Ben Nisbet, who took over as Bach Society artistic director in 2012, had been looking for an excuse to bring Binkley and Moeckel back to the series. Binkley hasn’t returned since she left, and Moeckel, once a regular, has been absent the past couple years as his summers have filled up with national and international soloist gigs and recitals.

“It occurs to me that when I first started out here in Tucson with the symphony and with the Bach Society, Steven and Lindabeth were two of the most important people in town for music,” said Nisbet, who for years played violin with the pair in the TSO.

“In addition to being incredibly accomplished and at the absolute height of their artist game, they were incredibly wonderful, knowledgeable people.

“Having had the opportunity to become close to them both artistically and professionally was great. And now being able to bring them back to my concert series and reintroduce them to the community is an enormous sense of pride for me.”

Moeckel spent six years as TSO concertmaster before leaving in summer 2008 — roughly a month after the last time he performed with Binkley — to take the same role with Phoenix Symphony.

Binkley left Tucson in fall 2009 initially to take a one-year teaching assignment at Central Michigan. At the end of that year, the job became permanent and Binkley, a native of Michigan, resigned her role as TSO principal oboist.

But it took her two years to fully divorce herself from the Bach Society, where over five seasons she grew the series by tapping her extensive network of marquee Tucson artists from the TSO and the University of Arizona. In her second season at the helm, Binkley programmed Bach’s B Minor Mass, which was fairly ambitious for a summer concert series. But it was just the message that Binkley wanted to send: that Tucson’s very fine community of musicians wasn’t just meant to be heard in the traditional classical music season of fall and winter.

By the beginning of Binkley’s third season, St. Andrew’s Bach Society had outgrown its 125-seat home base; more often than not, it had to turn people away because they had sold every seat and every square of standing room, nearly exceeding the fire codes.

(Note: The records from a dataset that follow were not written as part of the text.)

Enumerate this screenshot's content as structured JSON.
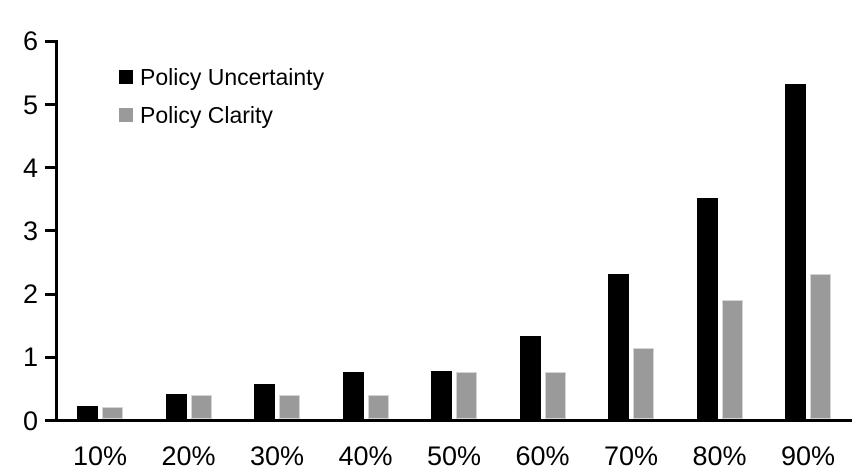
{
  "chart_data": {
    "type": "bar",
    "title": "",
    "xlabel": "",
    "ylabel": "",
    "categories": [
      "10%",
      "20%",
      "30%",
      "40%",
      "50%",
      "60%",
      "70%",
      "80%",
      "90%"
    ],
    "series": [
      {
        "name": "Policy Uncertainty",
        "color": "#000000",
        "values": [
          0.2,
          0.4,
          0.56,
          0.74,
          0.76,
          1.31,
          2.3,
          3.5,
          5.3
        ]
      },
      {
        "name": "Policy Clarity",
        "color": "#9a9a9a",
        "values": [
          0.19,
          0.38,
          0.38,
          0.38,
          0.74,
          0.74,
          1.13,
          1.89,
          2.3
        ]
      }
    ],
    "ylim": [
      0,
      6
    ],
    "yticks": [
      0,
      1,
      2,
      3,
      4,
      5,
      6
    ],
    "grid": false,
    "legend_position": "top-left-inside",
    "axis_color": "#000000",
    "background_color": "#ffffff"
  }
}
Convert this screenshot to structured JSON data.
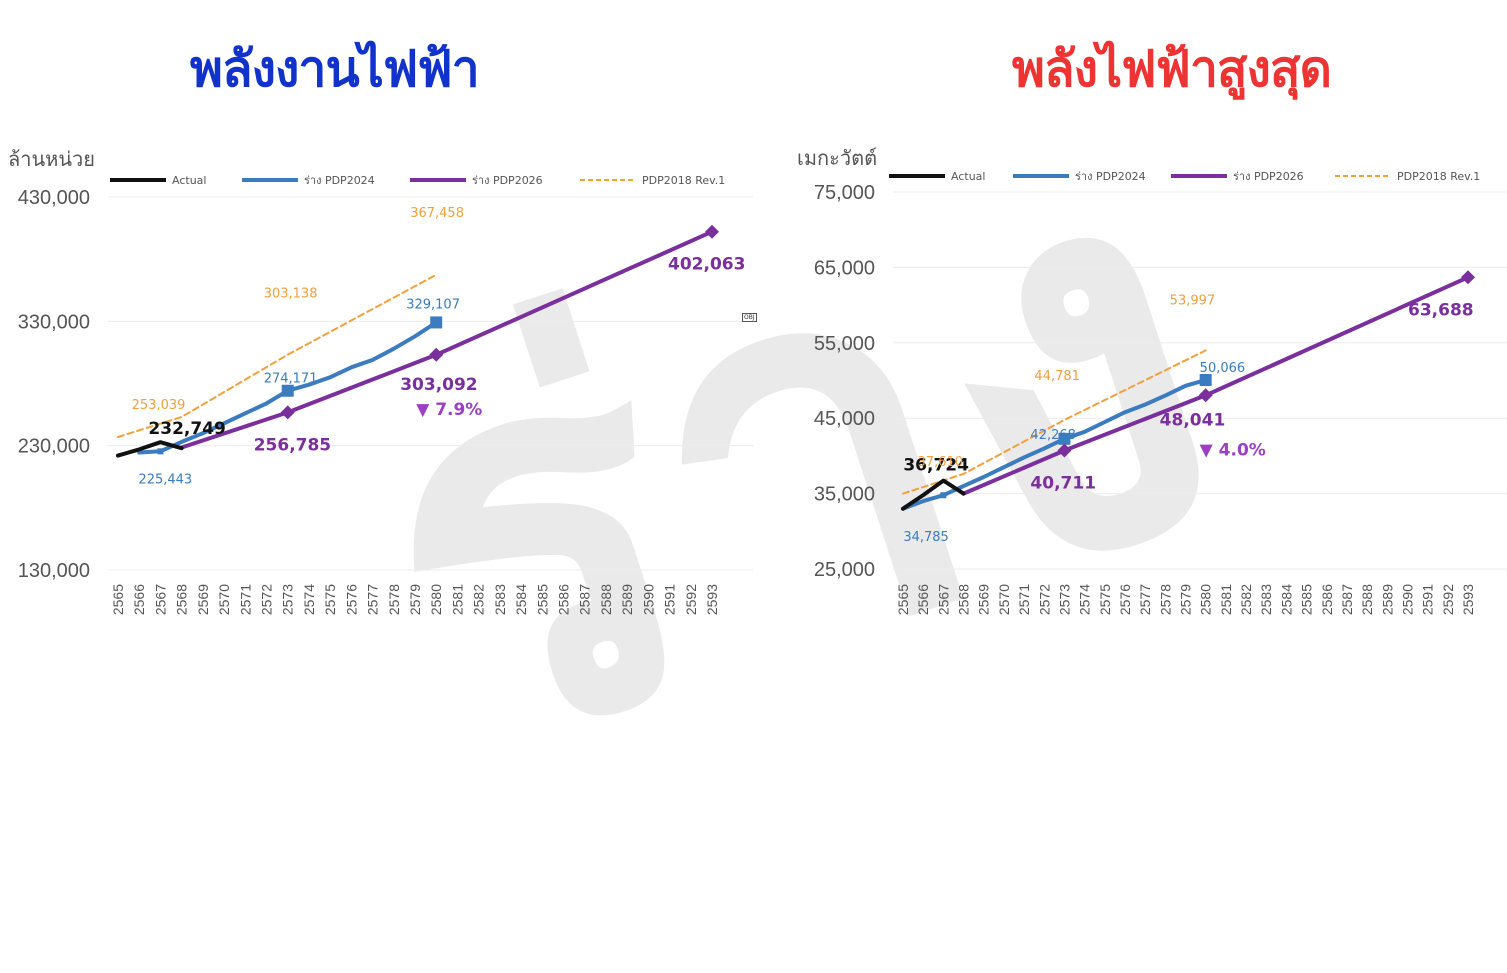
{
  "watermark": "ร่าง",
  "obj_marker": "OBJ",
  "chart_data": [
    {
      "type": "line",
      "title": "พลังงานไฟฟ้า",
      "title_color": "#1133cc",
      "ylabel": "ล้านหน่วย",
      "ylim": [
        130000,
        430000
      ],
      "yticks": [
        130000,
        230000,
        330000,
        430000
      ],
      "ytick_labels": [
        "130,000",
        "230,000",
        "330,000",
        "430,000"
      ],
      "categories": [
        "2565",
        "2566",
        "2567",
        "2568",
        "2569",
        "2570",
        "2571",
        "2572",
        "2573",
        "2574",
        "2575",
        "2576",
        "2577",
        "2578",
        "2579",
        "2580",
        "2581",
        "2582",
        "2583",
        "2584",
        "2585",
        "2586",
        "2587",
        "2588",
        "2589",
        "2590",
        "2591",
        "2592",
        "2593"
      ],
      "grid": true,
      "legend_position": "top",
      "legend": [
        "Actual",
        "ร่าง PDP2024",
        "ร่าง PDP2026",
        "PDP2018 Rev.1"
      ],
      "series": [
        {
          "name": "Actual",
          "color": "#111111",
          "style": "solid",
          "points": [
            [
              "2565",
              222000
            ],
            [
              "2566",
              227000
            ],
            [
              "2567",
              232749
            ],
            [
              "2568",
              228000
            ]
          ]
        },
        {
          "name": "ร่าง PDP2024",
          "color": "#3b7bbf",
          "style": "solid",
          "points": [
            [
              "2566",
              224500
            ],
            [
              "2567",
              225443
            ],
            [
              "2568",
              233000
            ],
            [
              "2569",
              240000
            ],
            [
              "2570",
              248000
            ],
            [
              "2571",
              256000
            ],
            [
              "2572",
              264000
            ],
            [
              "2573",
              274171
            ],
            [
              "2574",
              279000
            ],
            [
              "2575",
              285000
            ],
            [
              "2576",
              293000
            ],
            [
              "2577",
              299000
            ],
            [
              "2578",
              308000
            ],
            [
              "2579",
              318000
            ],
            [
              "2580",
              329107
            ]
          ]
        },
        {
          "name": "ร่าง PDP2026",
          "color": "#7a2f9c",
          "style": "solid",
          "points": [
            [
              "2568",
              228500
            ],
            [
              "2573",
              256785
            ],
            [
              "2580",
              303092
            ],
            [
              "2593",
              402063
            ]
          ]
        },
        {
          "name": "PDP2018 Rev.1",
          "color": "#f2a03c",
          "style": "dashed",
          "points": [
            [
              "2565",
              237000
            ],
            [
              "2568",
              253039
            ],
            [
              "2573",
              303138
            ],
            [
              "2580",
              367458
            ]
          ]
        }
      ],
      "annotations": [
        {
          "text": "232,749",
          "color": "#111111",
          "at": [
            "2567",
            232749
          ],
          "bold": true
        },
        {
          "text": "225,443",
          "color": "#3b7bbf",
          "at": [
            "2567",
            225443
          ]
        },
        {
          "text": "253,039",
          "color": "#f2a03c",
          "at": [
            "2568",
            253039
          ]
        },
        {
          "text": "274,171",
          "color": "#3b7bbf",
          "at": [
            "2573",
            274171
          ]
        },
        {
          "text": "303,138",
          "color": "#f2a03c",
          "at": [
            "2573",
            303138
          ]
        },
        {
          "text": "256,785",
          "color": "#7a2f9c",
          "at": [
            "2573",
            256785
          ],
          "bold": true
        },
        {
          "text": "329,107",
          "color": "#3b7bbf",
          "at": [
            "2580",
            329107
          ]
        },
        {
          "text": "367,458",
          "color": "#f2a03c",
          "at": [
            "2580",
            367458
          ]
        },
        {
          "text": "303,092",
          "color": "#7a2f9c",
          "at": [
            "2580",
            303092
          ],
          "bold": true
        },
        {
          "text": "▼ 7.9%",
          "color": "#9b3fc4",
          "at": [
            "2580",
            303092
          ],
          "bold": true
        },
        {
          "text": "402,063",
          "color": "#7a2f9c",
          "at": [
            "2593",
            402063
          ],
          "bold": true
        }
      ]
    },
    {
      "type": "line",
      "title": "พลังไฟฟ้าสูงสุด",
      "title_color": "#ee3333",
      "ylabel": "เมกะวัตต์",
      "ylim": [
        25000,
        75000
      ],
      "yticks": [
        25000,
        35000,
        45000,
        55000,
        65000,
        75000
      ],
      "ytick_labels": [
        "25,000",
        "35,000",
        "45,000",
        "55,000",
        "65,000",
        "75,000"
      ],
      "categories": [
        "2565",
        "2566",
        "2567",
        "2568",
        "2569",
        "2570",
        "2571",
        "2572",
        "2573",
        "2574",
        "2575",
        "2576",
        "2577",
        "2578",
        "2579",
        "2580",
        "2581",
        "2582",
        "2583",
        "2584",
        "2585",
        "2586",
        "2587",
        "2588",
        "2589",
        "2590",
        "2591",
        "2592",
        "2593"
      ],
      "grid": true,
      "legend_position": "top",
      "legend": [
        "Actual",
        "ร่าง PDP2024",
        "ร่าง PDP2026",
        "PDP2018 Rev.1"
      ],
      "series": [
        {
          "name": "Actual",
          "color": "#111111",
          "style": "solid",
          "points": [
            [
              "2565",
              33000
            ],
            [
              "2566",
              34800
            ],
            [
              "2567",
              36724
            ],
            [
              "2568",
              35000
            ]
          ]
        },
        {
          "name": "ร่าง PDP2024",
          "color": "#3b7bbf",
          "style": "solid",
          "points": [
            [
              "2565",
              33000
            ],
            [
              "2566",
              34000
            ],
            [
              "2567",
              34785
            ],
            [
              "2568",
              36000
            ],
            [
              "2569",
              37200
            ],
            [
              "2570",
              38500
            ],
            [
              "2571",
              39800
            ],
            [
              "2572",
              41000
            ],
            [
              "2573",
              42268
            ],
            [
              "2574",
              43200
            ],
            [
              "2575",
              44500
            ],
            [
              "2576",
              45800
            ],
            [
              "2577",
              46800
            ],
            [
              "2578",
              48000
            ],
            [
              "2579",
              49300
            ],
            [
              "2580",
              50066
            ]
          ]
        },
        {
          "name": "ร่าง PDP2026",
          "color": "#7a2f9c",
          "style": "solid",
          "points": [
            [
              "2568",
              35000
            ],
            [
              "2573",
              40711
            ],
            [
              "2580",
              48041
            ],
            [
              "2593",
              63688
            ]
          ]
        },
        {
          "name": "PDP2018 Rev.1",
          "color": "#f2a03c",
          "style": "dashed",
          "points": [
            [
              "2565",
              35000
            ],
            [
              "2568",
              37610
            ],
            [
              "2573",
              44781
            ],
            [
              "2580",
              53997
            ]
          ]
        }
      ],
      "annotations": [
        {
          "text": "36,724",
          "color": "#111111",
          "at": [
            "2567",
            36724
          ],
          "bold": true
        },
        {
          "text": "34,785",
          "color": "#3b7bbf",
          "at": [
            "2567",
            34785
          ]
        },
        {
          "text": "37,610",
          "color": "#f2a03c",
          "at": [
            "2568",
            37610
          ]
        },
        {
          "text": "42,268",
          "color": "#3b7bbf",
          "at": [
            "2573",
            42268
          ]
        },
        {
          "text": "44,781",
          "color": "#f2a03c",
          "at": [
            "2573",
            44781
          ]
        },
        {
          "text": "40,711",
          "color": "#7a2f9c",
          "at": [
            "2573",
            40711
          ],
          "bold": true
        },
        {
          "text": "50,066",
          "color": "#3b7bbf",
          "at": [
            "2580",
            50066
          ]
        },
        {
          "text": "53,997",
          "color": "#f2a03c",
          "at": [
            "2580",
            53997
          ]
        },
        {
          "text": "48,041",
          "color": "#7a2f9c",
          "at": [
            "2580",
            48041
          ],
          "bold": true
        },
        {
          "text": "▼ 4.0%",
          "color": "#9b3fc4",
          "at": [
            "2580",
            48041
          ],
          "bold": true
        },
        {
          "text": "63,688",
          "color": "#7a2f9c",
          "at": [
            "2593",
            63688
          ],
          "bold": true
        }
      ]
    }
  ]
}
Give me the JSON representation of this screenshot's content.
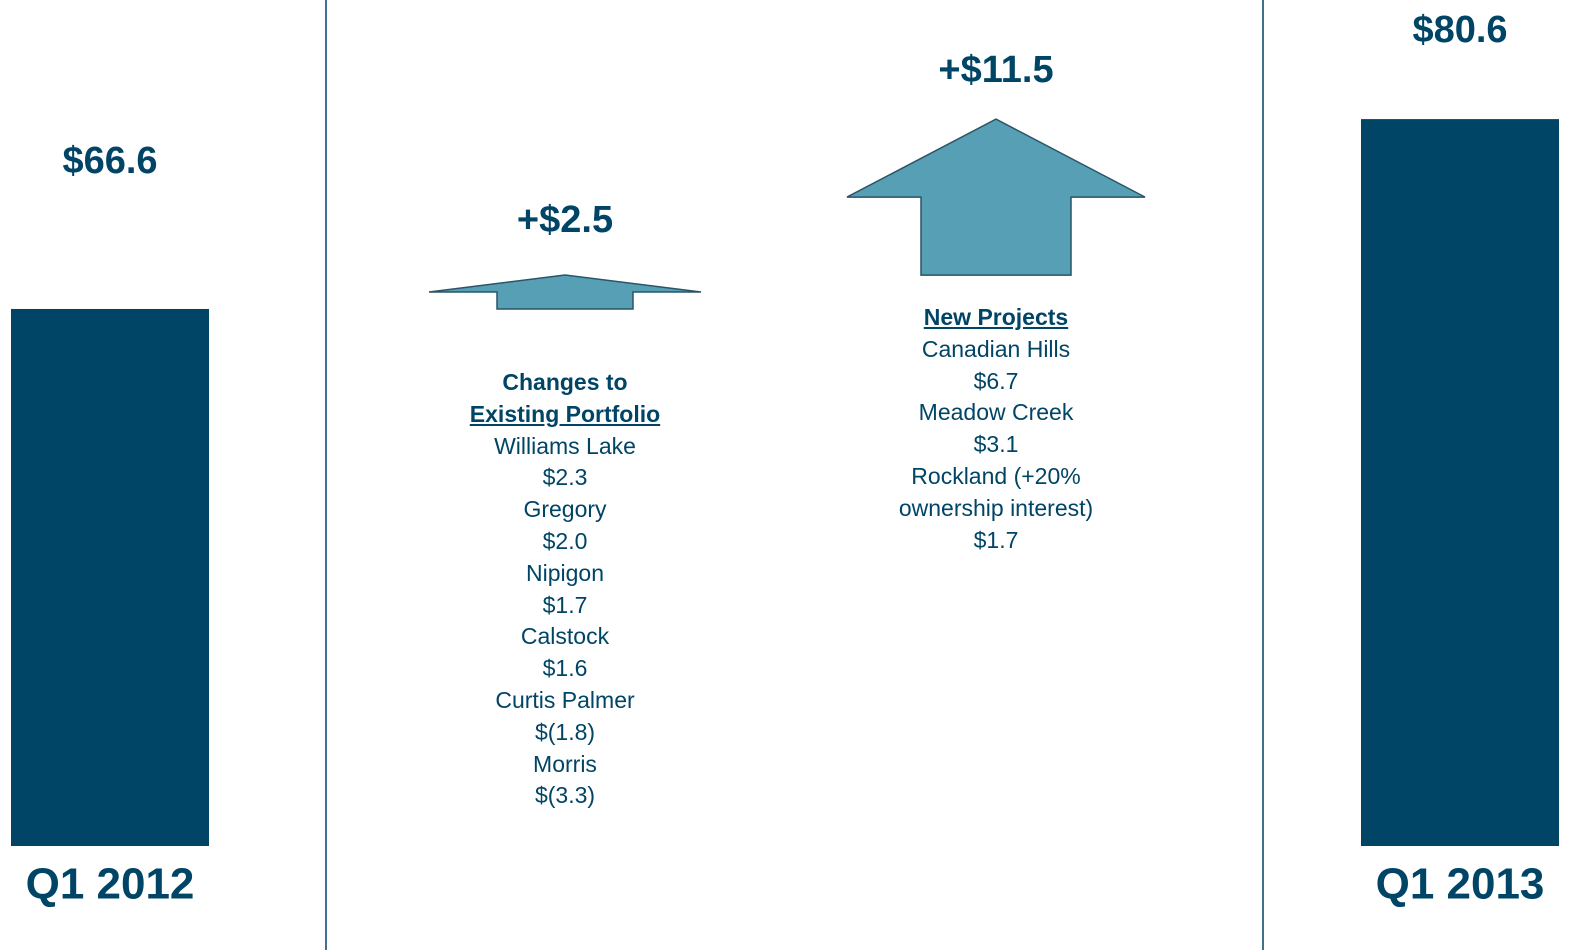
{
  "chart_data": {
    "type": "waterfall",
    "categories": [
      "Q1 2012",
      null,
      null,
      "Q1 2013"
    ],
    "values": [
      66.6,
      2.5,
      11.5,
      80.6
    ],
    "value_labels": [
      "$66.6",
      "+$2.5",
      "+$11.5",
      "$80.6"
    ],
    "color": "#004466",
    "arrow_color": "#579fb5",
    "ylim": [
      27,
      84
    ],
    "details": [
      {
        "heading": "Changes to",
        "subheading": "Existing Portfolio",
        "items": [
          {
            "name": "Williams Lake",
            "value": "$2.3"
          },
          {
            "name": "Gregory",
            "value": "$2.0"
          },
          {
            "name": "Nipigon",
            "value": "$1.7"
          },
          {
            "name": "Calstock",
            "value": "$1.6"
          },
          {
            "name": "Curtis Palmer",
            "value": "$(1.8)"
          },
          {
            "name": "Morris",
            "value": "$(3.3)"
          }
        ]
      },
      {
        "subheading": "New Projects",
        "items": [
          {
            "name": "Canadian Hills",
            "value": "$6.7"
          },
          {
            "name": "Meadow Creek",
            "value": "$3.1"
          },
          {
            "name": "Rockland (+20% ownership interest)",
            "value": "$1.7"
          }
        ]
      }
    ]
  }
}
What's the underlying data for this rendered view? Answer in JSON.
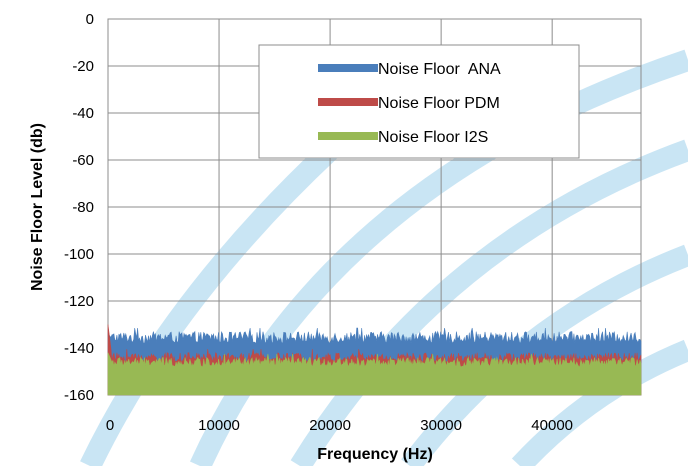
{
  "chart_data": {
    "type": "area",
    "title": "",
    "xlabel": "Frequency (Hz)",
    "ylabel": "Noise Floor Level (db)",
    "xlim": [
      0,
      48000
    ],
    "ylim": [
      -160,
      0
    ],
    "x_ticks": [
      0,
      10000,
      20000,
      30000,
      40000
    ],
    "x_tick_labels": [
      "0",
      "10000",
      "20000",
      "30000",
      "40000"
    ],
    "y_ticks": [
      0,
      -20,
      -40,
      -60,
      -80,
      -100,
      -120,
      -140,
      -160
    ],
    "y_tick_labels": [
      "0",
      "-20",
      "-40",
      "-60",
      "-80",
      "-100",
      "-120",
      "-140",
      "-160"
    ],
    "grid": true,
    "legend_position": "top-right",
    "series": [
      {
        "name": "Noise Floor  ANA",
        "color": "#4a7ebb",
        "start_peak": -134,
        "level_top_range": [
          -138,
          -133
        ],
        "level_mean_top": -136
      },
      {
        "name": "Noise Floor PDM",
        "color": "#be4b48",
        "start_peak": -130,
        "level_top_range": [
          -146,
          -142
        ],
        "level_mean_top": -144
      },
      {
        "name": "Noise Floor I2S",
        "color": "#98b954",
        "start_peak": -142,
        "level_top_range": [
          -148,
          -144
        ],
        "level_mean_top": -146
      }
    ],
    "background_arcs_color": "#bfe0f2"
  }
}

It moved in 2009 to Grace St. Paul’s, which is more than three times as big, and it regularly sells out, driven in large part by Nisbet’s determination to continue Binkley’s mission of growing the series by presenting a challenging, dynamic repertoire performed by the best musicians available.

In his five years at the helm, Nisbet, who was Binkley’s right hand in her final two seasons, has expanded the group’s repertoire to include two opera concerts. In 2014, the series mounted Vivaldi’s “Four Seasons — A Ballet” featuring Tucson dance troupe Artifact Dance Project.

This year, he tapped a nationally known pianist, William Wolfram, to open the series after slipping in the invitation during a conversation backstage at Wolfram’s TSO concert last November.

Nisbet said he is building on the momentum Binkley created “that made (the series) this popular summer thing and laid the groundwork for it to become what it is today.” He also credited Moeckel, who anchored the Bach Society’s “Brothers and Sisters” in 2007 that featured Moeckel and his violist sister, Laura, pairing on a bill that includes sibs Ellen (violin) and Robert (cello) Chamberlain.

“I feel like we’re bringing together the two most important people” to the series, Nisbet said.

“For me this will be a lot of fun,” Binkley said. “Through the Bach Society, I got to know so many wonderful people and had such a good time doing that series because of that. The fact that I get to come back and hopefully see all of those people will be great. It’s been a long time. It will be like coming home.”